The war on cars appears to be succeeding. (Kidding! There is no war on cars.) According to a report today from the U.S. Census Bureau, an increasing percentage of Washingtonians are walking and biking to work, making D.C. a national leader in foot-propelled commutes.

According to the latest American Community Survey data, collected between 2008 and 2012, 12.1 percent of D.C. residents who work outside the home commute by foot, up slightly from 11.8 percent in 2000. The percentage of bike commuters increased more, rising from 1.2 percent to 3.1 percent. (A Washington City Paper/Kojo Nnamdi Show poll conducted this year found that 4 percent of likely voters in this spring’s Democratic primary commute by bike.)

Those figures make D.C. the large American city (defined as having a population of more than 200,000) with the second-highest proportion of walkers, behind Boston, and the seventh-highest proportion of bikers. The latter category is led by Portland, Ore., followed by Madison, Minneapolis, Boise, Seattle, and San Francisco.

Most large American cities experienced an increase in biking over the past decade. Nationally, the percentage of people who bike to work increased by 60 percent, rising to a still-meager 0.6 percent. But D.C.’s increase in walking to work is actually something of an anomaly. Twenty-three of the 50 largest cities experienced a statistically significant change in the percentage of workers who commute by foot; of those, 15 experienced a significant decline in walking.
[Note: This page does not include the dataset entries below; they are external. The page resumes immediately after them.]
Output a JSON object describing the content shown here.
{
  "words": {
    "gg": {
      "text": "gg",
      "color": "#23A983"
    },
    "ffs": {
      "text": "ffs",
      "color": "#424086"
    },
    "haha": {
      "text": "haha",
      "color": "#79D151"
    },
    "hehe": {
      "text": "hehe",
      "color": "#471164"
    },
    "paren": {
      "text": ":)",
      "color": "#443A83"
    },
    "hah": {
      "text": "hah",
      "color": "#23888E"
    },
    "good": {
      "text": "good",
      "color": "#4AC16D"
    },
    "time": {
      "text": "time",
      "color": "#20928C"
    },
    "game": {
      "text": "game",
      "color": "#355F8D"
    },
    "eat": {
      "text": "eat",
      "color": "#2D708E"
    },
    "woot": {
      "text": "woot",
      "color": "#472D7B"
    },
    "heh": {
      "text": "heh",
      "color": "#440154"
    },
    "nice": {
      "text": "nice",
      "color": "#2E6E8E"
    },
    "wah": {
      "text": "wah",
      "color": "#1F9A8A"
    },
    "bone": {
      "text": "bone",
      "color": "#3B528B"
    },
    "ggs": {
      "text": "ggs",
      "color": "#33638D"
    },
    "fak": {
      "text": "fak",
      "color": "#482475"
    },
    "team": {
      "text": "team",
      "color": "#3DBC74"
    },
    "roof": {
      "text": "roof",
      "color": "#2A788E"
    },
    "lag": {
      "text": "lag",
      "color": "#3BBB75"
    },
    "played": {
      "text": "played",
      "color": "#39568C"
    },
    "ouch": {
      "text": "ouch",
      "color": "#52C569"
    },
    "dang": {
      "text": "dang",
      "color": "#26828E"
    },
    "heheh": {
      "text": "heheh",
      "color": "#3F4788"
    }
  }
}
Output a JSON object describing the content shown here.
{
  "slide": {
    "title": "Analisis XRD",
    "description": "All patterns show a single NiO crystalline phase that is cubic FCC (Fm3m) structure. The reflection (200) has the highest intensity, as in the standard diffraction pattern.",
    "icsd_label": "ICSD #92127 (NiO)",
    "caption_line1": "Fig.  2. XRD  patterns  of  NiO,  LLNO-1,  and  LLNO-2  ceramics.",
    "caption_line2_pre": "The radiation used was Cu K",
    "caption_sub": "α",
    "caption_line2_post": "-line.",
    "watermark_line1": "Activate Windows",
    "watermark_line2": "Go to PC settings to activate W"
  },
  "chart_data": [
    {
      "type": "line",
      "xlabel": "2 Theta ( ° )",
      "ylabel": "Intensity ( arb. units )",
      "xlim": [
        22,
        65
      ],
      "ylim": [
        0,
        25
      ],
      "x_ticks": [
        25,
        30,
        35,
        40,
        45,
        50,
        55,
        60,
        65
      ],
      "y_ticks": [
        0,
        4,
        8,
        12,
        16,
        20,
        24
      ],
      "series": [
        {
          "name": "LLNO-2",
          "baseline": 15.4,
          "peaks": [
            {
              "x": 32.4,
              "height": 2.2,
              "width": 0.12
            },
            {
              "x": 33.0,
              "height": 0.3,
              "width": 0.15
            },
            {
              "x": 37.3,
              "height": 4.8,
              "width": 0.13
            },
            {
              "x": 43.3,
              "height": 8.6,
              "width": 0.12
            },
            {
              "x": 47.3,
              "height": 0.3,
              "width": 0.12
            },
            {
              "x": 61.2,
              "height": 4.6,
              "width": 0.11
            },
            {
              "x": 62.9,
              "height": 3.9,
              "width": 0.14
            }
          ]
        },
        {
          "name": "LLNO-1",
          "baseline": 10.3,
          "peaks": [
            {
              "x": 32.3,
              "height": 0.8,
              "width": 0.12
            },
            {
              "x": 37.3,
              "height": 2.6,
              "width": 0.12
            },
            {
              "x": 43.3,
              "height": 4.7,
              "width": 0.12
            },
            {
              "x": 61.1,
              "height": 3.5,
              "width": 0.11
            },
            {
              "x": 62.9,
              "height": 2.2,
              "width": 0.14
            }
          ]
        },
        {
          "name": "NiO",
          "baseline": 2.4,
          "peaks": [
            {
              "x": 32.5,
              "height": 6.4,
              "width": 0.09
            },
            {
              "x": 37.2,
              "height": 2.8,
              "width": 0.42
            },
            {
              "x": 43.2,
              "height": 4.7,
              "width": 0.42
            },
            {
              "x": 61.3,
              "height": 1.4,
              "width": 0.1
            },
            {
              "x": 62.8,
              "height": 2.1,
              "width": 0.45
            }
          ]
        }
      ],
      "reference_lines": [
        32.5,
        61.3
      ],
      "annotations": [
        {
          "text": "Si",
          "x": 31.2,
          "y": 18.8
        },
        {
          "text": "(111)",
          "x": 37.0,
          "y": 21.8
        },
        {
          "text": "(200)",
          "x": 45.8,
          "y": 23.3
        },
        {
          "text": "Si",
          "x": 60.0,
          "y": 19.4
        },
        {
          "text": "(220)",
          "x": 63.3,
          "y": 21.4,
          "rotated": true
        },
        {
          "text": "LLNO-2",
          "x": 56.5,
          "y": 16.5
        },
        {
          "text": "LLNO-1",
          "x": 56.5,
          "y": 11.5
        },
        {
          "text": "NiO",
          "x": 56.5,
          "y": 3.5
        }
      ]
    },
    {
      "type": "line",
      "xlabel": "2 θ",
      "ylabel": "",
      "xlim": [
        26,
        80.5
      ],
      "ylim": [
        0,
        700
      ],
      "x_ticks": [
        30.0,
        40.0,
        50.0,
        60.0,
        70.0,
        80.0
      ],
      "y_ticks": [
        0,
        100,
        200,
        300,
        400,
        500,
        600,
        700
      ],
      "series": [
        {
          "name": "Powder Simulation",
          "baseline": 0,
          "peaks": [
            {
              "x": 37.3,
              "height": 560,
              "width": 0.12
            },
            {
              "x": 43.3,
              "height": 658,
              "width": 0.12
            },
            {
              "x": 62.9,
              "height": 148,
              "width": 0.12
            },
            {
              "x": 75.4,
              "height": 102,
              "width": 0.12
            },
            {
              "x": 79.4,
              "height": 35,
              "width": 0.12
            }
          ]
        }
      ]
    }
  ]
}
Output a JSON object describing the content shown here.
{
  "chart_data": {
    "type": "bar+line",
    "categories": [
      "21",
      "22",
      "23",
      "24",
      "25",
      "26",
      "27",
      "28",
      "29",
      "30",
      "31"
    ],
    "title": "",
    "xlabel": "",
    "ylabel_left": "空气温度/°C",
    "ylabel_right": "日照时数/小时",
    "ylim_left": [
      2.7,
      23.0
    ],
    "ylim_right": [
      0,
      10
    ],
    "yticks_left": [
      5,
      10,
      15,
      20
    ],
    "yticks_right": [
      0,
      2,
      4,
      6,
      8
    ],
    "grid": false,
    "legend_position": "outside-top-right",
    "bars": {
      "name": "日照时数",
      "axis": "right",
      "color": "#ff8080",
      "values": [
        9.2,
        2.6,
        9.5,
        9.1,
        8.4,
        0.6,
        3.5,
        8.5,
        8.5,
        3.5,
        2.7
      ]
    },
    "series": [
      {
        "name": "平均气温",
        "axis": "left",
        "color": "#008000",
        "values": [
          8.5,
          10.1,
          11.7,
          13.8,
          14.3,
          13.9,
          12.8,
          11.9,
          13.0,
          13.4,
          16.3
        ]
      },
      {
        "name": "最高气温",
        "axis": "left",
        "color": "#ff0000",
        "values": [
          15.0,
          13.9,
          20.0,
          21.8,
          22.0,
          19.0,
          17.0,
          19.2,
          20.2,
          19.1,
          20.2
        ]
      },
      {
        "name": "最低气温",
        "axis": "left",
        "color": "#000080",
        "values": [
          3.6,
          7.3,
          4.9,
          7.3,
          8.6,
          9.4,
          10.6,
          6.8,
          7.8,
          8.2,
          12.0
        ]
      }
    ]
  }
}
But while the District may be a leader in walking to work, the D.C. metro area is less so. Only 3.2 percent of residents of the region, which extends to northeastern West Virginia, walk to work.

Compared to states, D.C. fares quite well in both categories. Only one state, Oregon, matches D.C. in having a bike-to-work faction of more than 2 percent of the population, while only two states, New York and Alaska, join D.C. with a walk-to-work contingent of more than 6 percent.

Nonetheless, we’re going to have to step up our war on cars if we want to catch up to Boise.